We're all incredibly interested in his sleeping and eating patterns too, apparently.

She even moves her body to face you at whatever angle you're standing at to make sure that all you can see is her face. Countless ties I've been trying to keep and eye on DD, but she demands exclusivity and your undivided attention. It's awful!

OP posts:
FreudianSlippery · 18/10/2010 19:32

Ok why did you actually start this thread?

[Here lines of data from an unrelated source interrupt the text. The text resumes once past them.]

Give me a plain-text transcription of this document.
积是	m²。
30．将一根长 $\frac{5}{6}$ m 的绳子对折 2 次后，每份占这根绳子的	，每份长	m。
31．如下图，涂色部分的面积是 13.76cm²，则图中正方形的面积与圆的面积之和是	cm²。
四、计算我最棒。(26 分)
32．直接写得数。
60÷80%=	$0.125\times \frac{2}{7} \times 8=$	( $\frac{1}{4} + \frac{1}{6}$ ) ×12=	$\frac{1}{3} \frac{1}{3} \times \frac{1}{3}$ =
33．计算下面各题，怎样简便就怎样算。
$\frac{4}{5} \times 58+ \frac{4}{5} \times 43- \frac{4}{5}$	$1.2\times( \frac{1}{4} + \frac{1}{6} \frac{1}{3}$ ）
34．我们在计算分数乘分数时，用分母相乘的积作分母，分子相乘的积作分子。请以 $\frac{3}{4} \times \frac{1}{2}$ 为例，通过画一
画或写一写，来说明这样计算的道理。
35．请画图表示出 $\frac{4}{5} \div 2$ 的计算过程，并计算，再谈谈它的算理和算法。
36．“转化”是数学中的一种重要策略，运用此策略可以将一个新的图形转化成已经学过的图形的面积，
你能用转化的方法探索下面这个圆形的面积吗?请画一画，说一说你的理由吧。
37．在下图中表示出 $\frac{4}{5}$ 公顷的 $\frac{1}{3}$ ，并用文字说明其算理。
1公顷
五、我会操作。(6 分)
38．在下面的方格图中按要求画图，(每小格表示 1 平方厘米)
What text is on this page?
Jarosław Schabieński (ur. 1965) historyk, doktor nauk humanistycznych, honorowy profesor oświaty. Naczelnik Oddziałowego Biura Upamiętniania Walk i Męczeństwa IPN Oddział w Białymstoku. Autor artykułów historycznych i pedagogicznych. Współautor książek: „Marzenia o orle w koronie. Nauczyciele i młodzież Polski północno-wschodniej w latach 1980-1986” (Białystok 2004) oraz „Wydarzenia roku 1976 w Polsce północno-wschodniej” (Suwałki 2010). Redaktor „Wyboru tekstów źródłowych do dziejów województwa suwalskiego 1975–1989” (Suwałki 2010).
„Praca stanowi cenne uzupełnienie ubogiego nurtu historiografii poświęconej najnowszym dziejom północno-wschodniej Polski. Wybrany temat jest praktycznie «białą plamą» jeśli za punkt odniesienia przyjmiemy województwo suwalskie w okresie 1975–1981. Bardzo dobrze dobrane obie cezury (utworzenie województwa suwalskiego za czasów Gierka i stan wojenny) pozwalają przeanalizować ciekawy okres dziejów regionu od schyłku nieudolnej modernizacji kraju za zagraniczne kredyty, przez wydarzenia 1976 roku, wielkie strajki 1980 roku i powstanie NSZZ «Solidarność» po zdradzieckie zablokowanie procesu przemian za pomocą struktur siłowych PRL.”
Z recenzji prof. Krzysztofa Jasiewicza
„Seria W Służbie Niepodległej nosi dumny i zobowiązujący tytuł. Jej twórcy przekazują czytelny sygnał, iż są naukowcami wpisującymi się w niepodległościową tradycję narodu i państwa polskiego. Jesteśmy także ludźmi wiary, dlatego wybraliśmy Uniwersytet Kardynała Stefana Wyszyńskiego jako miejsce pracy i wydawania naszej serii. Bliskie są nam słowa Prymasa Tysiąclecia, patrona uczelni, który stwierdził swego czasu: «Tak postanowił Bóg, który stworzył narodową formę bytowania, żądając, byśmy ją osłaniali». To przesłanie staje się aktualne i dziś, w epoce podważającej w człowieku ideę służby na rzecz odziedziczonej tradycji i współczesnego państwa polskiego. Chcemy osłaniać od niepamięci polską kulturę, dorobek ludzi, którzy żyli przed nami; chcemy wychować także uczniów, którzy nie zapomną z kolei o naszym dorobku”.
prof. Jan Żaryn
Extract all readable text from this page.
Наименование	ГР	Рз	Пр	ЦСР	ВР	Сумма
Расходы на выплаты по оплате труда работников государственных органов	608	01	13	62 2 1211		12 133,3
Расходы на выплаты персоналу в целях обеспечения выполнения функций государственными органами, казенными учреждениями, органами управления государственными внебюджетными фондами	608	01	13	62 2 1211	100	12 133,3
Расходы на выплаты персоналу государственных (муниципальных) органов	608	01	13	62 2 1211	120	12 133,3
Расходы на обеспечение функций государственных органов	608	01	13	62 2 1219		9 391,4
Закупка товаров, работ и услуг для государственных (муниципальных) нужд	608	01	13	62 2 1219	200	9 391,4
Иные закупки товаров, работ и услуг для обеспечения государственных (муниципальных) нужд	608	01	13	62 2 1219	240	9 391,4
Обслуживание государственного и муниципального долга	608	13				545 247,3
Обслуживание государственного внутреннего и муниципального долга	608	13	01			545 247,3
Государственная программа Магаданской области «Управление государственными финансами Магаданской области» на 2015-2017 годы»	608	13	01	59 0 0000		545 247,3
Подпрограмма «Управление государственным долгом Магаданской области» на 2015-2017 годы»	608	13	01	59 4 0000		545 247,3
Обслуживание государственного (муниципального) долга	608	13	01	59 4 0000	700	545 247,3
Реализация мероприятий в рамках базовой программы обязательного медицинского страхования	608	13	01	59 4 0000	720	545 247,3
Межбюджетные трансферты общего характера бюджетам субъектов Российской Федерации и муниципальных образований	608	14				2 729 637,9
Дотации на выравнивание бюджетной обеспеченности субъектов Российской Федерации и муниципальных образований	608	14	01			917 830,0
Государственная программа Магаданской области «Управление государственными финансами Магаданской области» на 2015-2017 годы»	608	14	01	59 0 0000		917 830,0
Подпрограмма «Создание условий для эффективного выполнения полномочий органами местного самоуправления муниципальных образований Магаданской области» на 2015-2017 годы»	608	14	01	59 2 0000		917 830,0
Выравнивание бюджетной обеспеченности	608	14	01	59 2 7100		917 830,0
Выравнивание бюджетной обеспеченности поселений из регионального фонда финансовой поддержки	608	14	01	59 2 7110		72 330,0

PutTheKettleOn · 18/10/2010 19:34

yanbu, she sounds a bit nuts. I have a neighbour whose DS is 6 months younger than my DD who is a bit like that. She often comments on other kids' (including DD) temper tantrums, snatching etc saying 'ooh, isn't it funny, DS never has tantrums and he never snatches, he just doesn't mind sharing his toys...' I'm just waiting with bated breath til he turns two... Grin

spookyhalloweenFluffypomkins · 18/10/2010 19:37

isnt that something all of us do?

CommonSenseSuze · 18/10/2010 19:38

Freudian to find out if others think I'm BU.

Yes, Putthekettleon, I forgot to mention that she's critical of other children in a negative way. She's shouted at DD a couple of times which was very wrong. One time was because she was "dawdling" when we were walking. Nothing wrong with a 22 month old dawdling and not her place to criticise DD directly. I've also heard her say silly things like "Doesn't your mummy like cutting your fingernails?" in the mum's earshot.

No child can compare to her gorgeous little boy who always needs sympathy...apparently.

OP posts:
CommonSenseSuze · 18/10/2010 19:40

Spooky, not to this extent. In one playgroup we'll be chatting about the usual toddler-related stuff (tantrums usually) and she's take over by talking about her DS and showing no interest in other people. Conversation over.

BTW, I rwas the one who encouraged her to join local groups and meet other mums. Wish I hadn't bothered!

OP posts:
CommonSenseSuze · 18/10/2010 19:46

OK, I'm convinced I'm NBU! Just received a text: "XXX managed all of his dinner tonite (sic) and had Waitrose yogurt".

Fascinating. Why mention Waitrose too?

OP posts:
spookyhalloweenFluffypomkins · 18/10/2010 19:46

I think you will have to say something to her then?,obviously you cant avoid her as she is your neighbour.

BeerTrixSixSixPotter · 18/10/2010 19:49

This reply has been deleted

Message withdrawn at poster's request.

CommonSenseSuze · 18/10/2010 19:53

But it's all so one-sided. As I said, we had an ambulance here for DD the other night (she definitely knows about it) and that's glossed over due to lack of interest. Instead she just tells me that her little darling has a cough again.

OP posts:
Firawla · 18/10/2010 19:53

yanbu!! lol @ that text, very strange to send that kind of thing. i can understand sending to the child's dad if interested but to your friend or neighbour?! why would they have that level of interest if he ate his waitrose yoghurt or not! she does sound a bit crazy

SalFresco · 18/10/2010 19:53

I have a neighbour like this - except she is obsessed with herself, not her DS. She is pregnant with DC2 and has barely done anything since she was about 5 weeks pregnant - she constantly seeks attention on facebook - when a friend of ours was in hospital with her own poorly newborn, she was texting her about her own swollen ankles! She is a massive PITA - BUT she suffered extrememly bad PND after her DS and is on anti-depressants in this pregnancy, so I try and be patient and make time to listen.

I think YANBU to be annoyed by her. You are only human. But think about why she is like this.